Plenair De Graaf bij voortzetting behandeling Goedkeuring verdragen



Verslag van de vergadering van 14 februari 2017 (2016/2017 nr. 18)

Status: gecorrigeerd

Aanvang: 17.38 uur


Bekijk de video van deze spreekbeurt

De heer De Graaf i (D66):

Voorzitter. Dank aan zowel de heer Taverne als de minister van Buitenlandse Zaken voor de uitvoerige beantwoording. Mijn interruptie van zojuist en het antwoord van de minister gaven al een beetje aan wat mijn ongemak is bij dit wetsvoorstel. Ik heb in de eerste termijn al aangegeven dat mijn fractie dit wetsvoorstel op zichzelf zal steunen, maar mijn ongemak zit hem in de zware bewoordingen en formuleringen die de initiatiefnemer ook in deze Kamer bezigt. Een voorbeeld daarvan is het verwijt aan de regering, dit kabinet en voorgaande kabinetten, dat er bij de onderhandelingen kennelijk te weinig zou worden gelet op de vraag of er een ieder verbindende bepalingen in voorkomen. Ik geloof dat daar geen bewijsvoering voor is. Ik vind het ook terecht dat de minister daar, zij het impliciet, diplomatiek en hoffelijk, afstand van nam.

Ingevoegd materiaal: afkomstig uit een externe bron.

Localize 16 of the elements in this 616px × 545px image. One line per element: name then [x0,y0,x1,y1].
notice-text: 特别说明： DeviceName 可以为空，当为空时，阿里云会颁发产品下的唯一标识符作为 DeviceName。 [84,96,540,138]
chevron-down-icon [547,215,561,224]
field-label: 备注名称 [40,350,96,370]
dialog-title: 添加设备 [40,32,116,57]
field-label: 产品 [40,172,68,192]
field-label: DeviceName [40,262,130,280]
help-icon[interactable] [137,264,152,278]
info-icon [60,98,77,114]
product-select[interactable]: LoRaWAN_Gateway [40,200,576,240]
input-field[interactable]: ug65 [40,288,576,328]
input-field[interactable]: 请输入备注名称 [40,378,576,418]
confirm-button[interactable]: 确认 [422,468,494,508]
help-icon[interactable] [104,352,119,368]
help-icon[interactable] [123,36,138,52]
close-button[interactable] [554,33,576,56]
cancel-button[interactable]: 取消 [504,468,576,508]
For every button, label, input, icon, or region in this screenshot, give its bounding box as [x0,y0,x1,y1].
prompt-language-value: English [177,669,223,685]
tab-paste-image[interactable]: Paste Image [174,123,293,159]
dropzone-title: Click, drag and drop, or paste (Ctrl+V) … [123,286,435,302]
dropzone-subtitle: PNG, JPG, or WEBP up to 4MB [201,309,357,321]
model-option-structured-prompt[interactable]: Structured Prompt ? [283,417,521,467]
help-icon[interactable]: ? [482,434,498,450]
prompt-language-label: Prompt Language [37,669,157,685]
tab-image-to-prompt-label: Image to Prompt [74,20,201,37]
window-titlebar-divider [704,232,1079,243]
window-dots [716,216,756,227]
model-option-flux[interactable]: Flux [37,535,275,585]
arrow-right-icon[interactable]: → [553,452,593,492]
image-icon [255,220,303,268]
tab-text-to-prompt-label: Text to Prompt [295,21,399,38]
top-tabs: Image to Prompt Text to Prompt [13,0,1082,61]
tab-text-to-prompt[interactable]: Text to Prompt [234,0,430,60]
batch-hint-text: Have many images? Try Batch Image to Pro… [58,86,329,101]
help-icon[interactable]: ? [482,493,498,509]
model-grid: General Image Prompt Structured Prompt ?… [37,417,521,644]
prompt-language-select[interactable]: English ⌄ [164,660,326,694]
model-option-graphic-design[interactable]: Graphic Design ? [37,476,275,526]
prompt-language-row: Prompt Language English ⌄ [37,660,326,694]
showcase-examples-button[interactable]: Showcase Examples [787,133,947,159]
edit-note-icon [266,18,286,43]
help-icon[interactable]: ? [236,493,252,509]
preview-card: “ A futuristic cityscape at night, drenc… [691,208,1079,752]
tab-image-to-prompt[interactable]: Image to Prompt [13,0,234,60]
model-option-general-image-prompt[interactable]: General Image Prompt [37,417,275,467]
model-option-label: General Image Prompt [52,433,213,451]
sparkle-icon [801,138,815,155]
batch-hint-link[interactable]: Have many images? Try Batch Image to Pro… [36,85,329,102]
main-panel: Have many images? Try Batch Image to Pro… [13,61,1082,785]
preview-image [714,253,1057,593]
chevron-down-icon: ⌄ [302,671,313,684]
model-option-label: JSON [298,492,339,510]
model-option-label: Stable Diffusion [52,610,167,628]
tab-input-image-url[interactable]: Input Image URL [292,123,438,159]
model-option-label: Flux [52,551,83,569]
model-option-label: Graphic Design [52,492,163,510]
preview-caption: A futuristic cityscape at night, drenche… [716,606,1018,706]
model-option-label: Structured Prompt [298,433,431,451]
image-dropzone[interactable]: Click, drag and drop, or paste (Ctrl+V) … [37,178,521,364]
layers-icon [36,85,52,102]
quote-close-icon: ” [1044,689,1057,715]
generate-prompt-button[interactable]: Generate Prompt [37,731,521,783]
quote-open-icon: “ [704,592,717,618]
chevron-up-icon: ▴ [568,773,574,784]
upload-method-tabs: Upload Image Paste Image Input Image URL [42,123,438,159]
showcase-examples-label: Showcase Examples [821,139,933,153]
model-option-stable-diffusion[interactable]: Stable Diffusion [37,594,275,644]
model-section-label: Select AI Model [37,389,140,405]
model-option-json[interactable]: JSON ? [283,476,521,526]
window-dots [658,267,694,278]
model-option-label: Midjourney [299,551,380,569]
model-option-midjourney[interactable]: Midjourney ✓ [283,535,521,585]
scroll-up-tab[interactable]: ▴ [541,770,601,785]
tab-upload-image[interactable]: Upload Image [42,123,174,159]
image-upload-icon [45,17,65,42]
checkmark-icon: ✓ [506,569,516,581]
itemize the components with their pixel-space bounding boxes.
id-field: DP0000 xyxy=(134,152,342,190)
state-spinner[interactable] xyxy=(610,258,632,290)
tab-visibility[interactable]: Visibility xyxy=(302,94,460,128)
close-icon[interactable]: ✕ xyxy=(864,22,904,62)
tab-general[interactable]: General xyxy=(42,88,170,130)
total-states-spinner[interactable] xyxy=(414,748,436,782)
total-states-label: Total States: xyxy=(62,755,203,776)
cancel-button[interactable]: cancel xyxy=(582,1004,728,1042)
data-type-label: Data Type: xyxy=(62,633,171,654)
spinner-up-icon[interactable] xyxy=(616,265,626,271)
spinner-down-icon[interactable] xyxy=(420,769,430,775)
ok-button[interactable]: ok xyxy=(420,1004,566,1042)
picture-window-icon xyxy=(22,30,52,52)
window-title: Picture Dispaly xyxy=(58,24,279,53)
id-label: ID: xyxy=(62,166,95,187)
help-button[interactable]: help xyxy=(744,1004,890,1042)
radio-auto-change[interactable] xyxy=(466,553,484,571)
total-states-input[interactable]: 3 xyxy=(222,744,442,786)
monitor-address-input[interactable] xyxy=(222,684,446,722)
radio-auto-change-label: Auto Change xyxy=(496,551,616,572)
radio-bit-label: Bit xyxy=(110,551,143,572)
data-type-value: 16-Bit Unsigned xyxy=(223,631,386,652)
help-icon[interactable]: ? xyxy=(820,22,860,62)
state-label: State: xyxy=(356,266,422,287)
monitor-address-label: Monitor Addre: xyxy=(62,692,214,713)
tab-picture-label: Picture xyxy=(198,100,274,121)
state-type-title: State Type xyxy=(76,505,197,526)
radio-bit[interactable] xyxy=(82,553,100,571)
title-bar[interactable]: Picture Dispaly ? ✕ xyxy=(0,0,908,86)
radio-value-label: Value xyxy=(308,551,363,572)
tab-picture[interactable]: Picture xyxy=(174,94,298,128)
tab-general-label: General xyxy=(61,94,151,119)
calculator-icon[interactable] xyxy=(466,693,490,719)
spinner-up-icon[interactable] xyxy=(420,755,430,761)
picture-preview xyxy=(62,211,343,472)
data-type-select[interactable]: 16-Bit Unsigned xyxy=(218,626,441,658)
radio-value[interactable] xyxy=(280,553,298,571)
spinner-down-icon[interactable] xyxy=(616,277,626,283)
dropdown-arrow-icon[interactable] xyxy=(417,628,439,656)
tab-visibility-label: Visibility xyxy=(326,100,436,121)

Ik heb in de eerste termijn inderdaad gezegd dat één stelling onzin was, onzin die door de heer Taverne is gebezigd. Dat betreft het motief, de veronderstelling dat het parlement zijn werk niet goed doet als er geen uitdrukkelijke goedkeuring wordt gevraagd of als er geen informatieplicht zou zijn. Ik vraag nog eens aan de initiatiefnemer: is er ook niet een eigen verantwoordelijkheid van het parlement? De heer Taverne had het over de disciplinerende werking van deze informatievoorziening, maar is er niet ook een eigen verantwoordelijkheid van het parlement — zeker de Tweede Kamer, die een grote, uitgebreide staf heeft — om de verdragen die voor stilzwijgende goedkeuring worden aangeboden zelf te beoordelen, om die zelf te checken en zich niet te laten leiden door de vraag of de regering zich iets voorneemt of met iets komt? Ook zonder deze wettelijke informatieplicht zou het parlement dus heel goed zelf kunnen nagaan of verdragen ook een ieder verbindende bepalingen bevatten.

Dat dat niet gebeurt, ontslaat overigens nog steeds de individuele fracties en woordvoerders niet van de taak om zelf naar de verdragen te kijken en daarin te duiken. Ik vind ook niet dat het parlement zijn werk niet goed doet. Ik heb al eerder gezegd: het is een afweging of een verdrag ook daadwerkelijk hier een wetsprocedure ter goedkeuring behoeft. Die afweging kan verschillende motieven hebben. Ik zou de heer Taverne nog willen uitnodigen, zoals ik ook in eerste termijn deed, om bewijsvoering aan te leveren voor zijn stelling dat de regering te weinig let op bepalingen die burgers verbindend zijn.

Ik sluit af met de opmerking dat verwijzingen naar wat Tweede Kamerleden al dan niet hebben gezegd over aanbevelingen van de commissie-Thomassen hier niet vreselijk veel indruk maken. De Eerste Kamer heeft haar eigen afweging te maken. Als die anders is dan wat fractieleden van een partij waarmee ik mij verwant voel in de Tweede Kamer hebben gezegd, dan bewijst dat maar weer eens het bestaansrecht van de Eerste Kamer.